Oswego State has begun to take a look at its branding and is beginning a process to create a new, more curated public image.
Wayne Westervelt and the college marketing office recently sent out a questionnaire to the campus community via the OswegoToday bulletin, which can be found online at Oswego.edu/brand, that asks respondents about how they define and what they feel about the college.
Westervelt said that the questions are specifically open-ended, short answer rather than multiple choice to ensure that there is no bias in the results.
“It’s so important to make it about all of us, instead, for example, the marketing office and my team just going in and building a brand on our own,” Westervelt said. “If we did it that way, in the end, it would just be my brand or my team’s brand.”
Westervelt said that the push for a cohesive brand comes, in part, from reported disunity among the college’s different departments and public relations projects. Currently, the college is officially referred to as SUNY Oswego, yet some apparel and other marketing materials refer to it as Oswego State or Oswego State University.
Westervelt said that the time is right for a branding push, as Oswego has worked hard to update itself and keep the college dynamic and competitive.
“There’s a lot of pride in how Oswego has elevated itself in recent years,” Westervelt said.
He said that Oswego is now a leader in the SUNY system in capital improvement, spending millions to upgrade campus facilities in recent years, with current plans in the works for renovations in Hewitt Hall and Funnelle Hall.
Westervelt said that Oswego State is working toward becoming a premier destination for students and has already progressed down that road fairly far.
He spoke about how recent graduates have reported that interviewers have recognized the Oswego name, and it has helped them get a job.
Westervelt said the branding program will be broken into three distinct phases, and they are currently in the discovery phase. In this phase, the school is looking for data on how people feel about Oswego State and what they associate with it.
The second phase, coming over the summer months, will be when Westervelt and his team collate responses, look at current branding strategies used by various campus departments and develop a report about what is being done so far and how effective it is.
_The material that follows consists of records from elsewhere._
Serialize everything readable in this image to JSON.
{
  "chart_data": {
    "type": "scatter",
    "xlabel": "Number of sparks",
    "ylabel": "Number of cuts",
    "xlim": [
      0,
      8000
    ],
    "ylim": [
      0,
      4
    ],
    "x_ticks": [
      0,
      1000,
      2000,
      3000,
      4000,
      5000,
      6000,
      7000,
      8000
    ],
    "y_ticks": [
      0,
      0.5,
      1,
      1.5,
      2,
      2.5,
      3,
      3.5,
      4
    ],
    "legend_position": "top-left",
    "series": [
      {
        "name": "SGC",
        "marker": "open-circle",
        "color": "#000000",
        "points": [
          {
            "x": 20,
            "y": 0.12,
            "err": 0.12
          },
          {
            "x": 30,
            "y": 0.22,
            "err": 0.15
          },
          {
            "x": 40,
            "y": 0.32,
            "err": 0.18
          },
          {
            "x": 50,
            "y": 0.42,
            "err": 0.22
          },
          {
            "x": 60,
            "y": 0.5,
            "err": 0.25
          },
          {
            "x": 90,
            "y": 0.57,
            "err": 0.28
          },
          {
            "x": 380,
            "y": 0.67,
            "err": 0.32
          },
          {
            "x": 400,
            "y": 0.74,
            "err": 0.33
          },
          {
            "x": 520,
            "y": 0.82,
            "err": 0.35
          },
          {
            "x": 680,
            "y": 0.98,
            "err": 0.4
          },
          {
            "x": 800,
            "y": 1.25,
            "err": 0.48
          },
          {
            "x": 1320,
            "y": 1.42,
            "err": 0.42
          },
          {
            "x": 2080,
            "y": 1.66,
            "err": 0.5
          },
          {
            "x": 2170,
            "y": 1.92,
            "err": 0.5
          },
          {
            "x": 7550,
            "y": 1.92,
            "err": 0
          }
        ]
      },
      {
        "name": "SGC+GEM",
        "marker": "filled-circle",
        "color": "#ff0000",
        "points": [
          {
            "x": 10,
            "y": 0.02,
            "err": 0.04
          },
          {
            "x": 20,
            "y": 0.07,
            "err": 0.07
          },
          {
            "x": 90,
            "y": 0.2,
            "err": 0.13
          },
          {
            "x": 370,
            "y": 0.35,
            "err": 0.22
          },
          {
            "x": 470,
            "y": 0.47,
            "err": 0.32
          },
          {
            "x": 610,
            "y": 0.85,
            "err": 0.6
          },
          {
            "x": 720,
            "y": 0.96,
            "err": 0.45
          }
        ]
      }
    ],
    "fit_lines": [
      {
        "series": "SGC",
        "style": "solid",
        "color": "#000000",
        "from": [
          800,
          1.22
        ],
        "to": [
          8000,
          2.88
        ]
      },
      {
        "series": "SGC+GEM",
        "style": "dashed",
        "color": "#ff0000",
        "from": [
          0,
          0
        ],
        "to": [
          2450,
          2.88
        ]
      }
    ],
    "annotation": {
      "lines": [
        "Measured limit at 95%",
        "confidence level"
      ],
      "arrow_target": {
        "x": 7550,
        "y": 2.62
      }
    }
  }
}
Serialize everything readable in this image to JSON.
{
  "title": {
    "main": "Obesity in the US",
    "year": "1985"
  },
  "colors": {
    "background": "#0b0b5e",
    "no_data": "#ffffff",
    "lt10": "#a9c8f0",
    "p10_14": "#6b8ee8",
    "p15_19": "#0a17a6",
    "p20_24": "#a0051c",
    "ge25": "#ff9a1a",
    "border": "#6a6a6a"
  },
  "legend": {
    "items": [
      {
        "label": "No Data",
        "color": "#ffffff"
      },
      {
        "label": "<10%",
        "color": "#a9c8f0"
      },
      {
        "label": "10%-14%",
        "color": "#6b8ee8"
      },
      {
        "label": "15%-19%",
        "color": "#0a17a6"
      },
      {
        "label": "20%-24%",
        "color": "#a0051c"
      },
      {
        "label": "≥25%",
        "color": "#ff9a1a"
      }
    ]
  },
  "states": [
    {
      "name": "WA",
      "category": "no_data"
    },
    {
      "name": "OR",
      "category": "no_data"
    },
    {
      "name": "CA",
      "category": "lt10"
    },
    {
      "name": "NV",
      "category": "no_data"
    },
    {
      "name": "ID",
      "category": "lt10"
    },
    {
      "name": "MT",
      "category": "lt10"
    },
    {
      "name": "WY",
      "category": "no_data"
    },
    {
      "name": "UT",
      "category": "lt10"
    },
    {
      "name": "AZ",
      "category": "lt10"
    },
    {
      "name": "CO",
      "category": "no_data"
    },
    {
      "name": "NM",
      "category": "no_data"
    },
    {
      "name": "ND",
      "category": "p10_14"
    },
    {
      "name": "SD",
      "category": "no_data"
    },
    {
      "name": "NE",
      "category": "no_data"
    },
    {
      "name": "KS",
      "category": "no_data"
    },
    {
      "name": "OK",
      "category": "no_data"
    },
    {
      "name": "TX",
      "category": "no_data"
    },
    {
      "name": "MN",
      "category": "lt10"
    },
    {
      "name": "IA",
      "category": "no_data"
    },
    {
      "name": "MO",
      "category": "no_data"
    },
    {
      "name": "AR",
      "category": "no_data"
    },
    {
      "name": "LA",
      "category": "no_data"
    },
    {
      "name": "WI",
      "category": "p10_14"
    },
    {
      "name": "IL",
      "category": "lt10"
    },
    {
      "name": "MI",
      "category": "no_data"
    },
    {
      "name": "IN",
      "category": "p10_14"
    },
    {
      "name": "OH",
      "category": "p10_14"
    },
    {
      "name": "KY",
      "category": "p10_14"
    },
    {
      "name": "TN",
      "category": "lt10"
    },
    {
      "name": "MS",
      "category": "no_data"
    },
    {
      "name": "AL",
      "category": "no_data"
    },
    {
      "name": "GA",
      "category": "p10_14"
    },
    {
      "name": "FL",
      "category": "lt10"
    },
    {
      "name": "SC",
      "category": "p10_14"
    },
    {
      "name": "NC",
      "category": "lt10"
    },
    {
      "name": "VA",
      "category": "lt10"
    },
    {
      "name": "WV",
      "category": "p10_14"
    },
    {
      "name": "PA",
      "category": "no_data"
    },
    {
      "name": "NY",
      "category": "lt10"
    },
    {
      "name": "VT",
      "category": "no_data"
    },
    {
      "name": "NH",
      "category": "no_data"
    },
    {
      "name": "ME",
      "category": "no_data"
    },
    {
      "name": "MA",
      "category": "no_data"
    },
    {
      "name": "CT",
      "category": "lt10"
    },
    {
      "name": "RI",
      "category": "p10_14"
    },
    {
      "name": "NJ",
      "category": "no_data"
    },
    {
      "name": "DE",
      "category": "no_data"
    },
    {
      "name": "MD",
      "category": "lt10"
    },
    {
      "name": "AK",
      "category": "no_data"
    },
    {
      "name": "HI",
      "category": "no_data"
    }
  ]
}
The final phase, which Westervelt says will come in the fall, will be when the final branding guidelines will be drafted, different creative and visual elements will be implemented and a concrete program will be put into place.
Westervelt said that the changes the campus will see cannot be predetermined until after the end of the second phase, when all the information is transformed into a readable report. Westervelt stressed the point that the brand extends beyond a mascot or a logo, into the specific things that the college highlights in their marketing materials and how the college presents itself in the wider market.
For now, Westervelt is asking students, faculty, staff and alumni to fill out the brand exploration initiative questionnaire on the Oswego website to give his office more data to understand how Oswego State is perceived by those who interact with it.